Even today, well-renowned economist Paul Krugman regularly cites Sweden as an example of a solid working economy that has “sailed through” the recent economic crisis with government spending that is close to 50 percent of its growth domestic product (learn more).
But a new publication released by the Institute of Economic Affairs, a U.K. think tank, challenges that way of thinking. It argues that many of these values were in place before the Social Democrats, who governed for nearly 70 years, came into power. (Read the full report here.)
“Sweden did not become wealthy through social democracy, big government, and a large welfare state,” Nima Sanandaji, who authored the report said, arguing that high equality and favorable social outcomes were in existence before this time.
“[Sweden] developed economically by adopting free-market policies in the late 19th century and early 20th century. It also benefited from positive cultural norms, including a strong work ethic and high levels of trust,” he said.
His research then describes Sweden’s decline in relative economic performance since the late 1960s as the state grew rapidly. He says in terms of GDP per capita, the country slipped from fourth in the world in 1975 to 14th in 1993.
According to him, entrepreneurship floundered during this period and certain demographic groups developed a high level of dependency on welfare.
Sanandaji also looks at present-day Sweden and the reforms put in place since the country’s economic crisis in the early 1990s, when a housing bubble burst and created a credit crunch.
“Economic freedom has increased in Sweden while it has declined in the U.K. and U.S. Sweden’s relative economic performance has improved accordingly,” he said. “Since these reforms, and the reduction in taxes from the very-high levels of the 1970s to mid-1980s, Swedish relative economic performance has improved.”
Andreas Bergh, an economics professor at Sweden’s Lund University agrees with the report on the whole and doesn’t find it surprising that Sanandaji reached these conclusions.
However, Bergh told CNBC that he disagreed that the growth of the state in the 1970s coincided with a large decline in Sweden’s relative economic performance.

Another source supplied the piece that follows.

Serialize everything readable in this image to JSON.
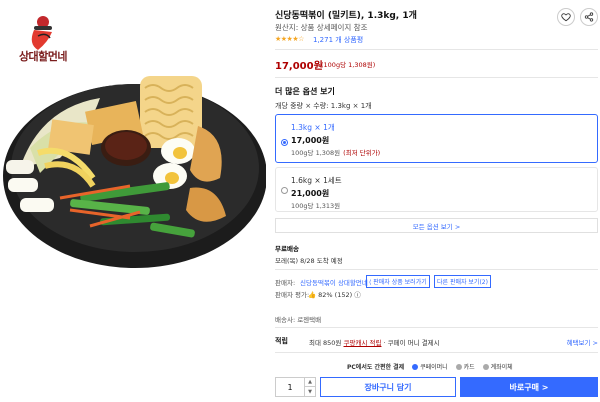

“This is actually hard to know for sure,” he said, adding that some would blame the failed macroeconomic policies of this period instead. “Sweden did so many things wrong in the 1970s, which means it is hard to say exactly what were the causes of economic decline.”
Bergh also is not convinced that Sweden’s growth from the mid-1990s is down to a reduction in tax levels.
“Taxes in Sweden are lower than they used to be, but they are still second highest in the world (after Denmark),” he told CNBC, adding that Sweden has experienced high growth despite having taxes between 45 and 50 percent of GDP.
Bergh added: “More important than the level is probably the fact that taxes are now much less progressive than they used to be,” indicating that the difference in tax rates for the wealthy and the not-so-wealthy isn’t that high, as opposed to a progressive system where the rich pay a larger slice.
Sweden’s marginal top tax rate of 56.6 percent kicks in at $81,000. In the U.S., on the other hand, the highest marginal tax rate of 35 percent kicks in at $388,000.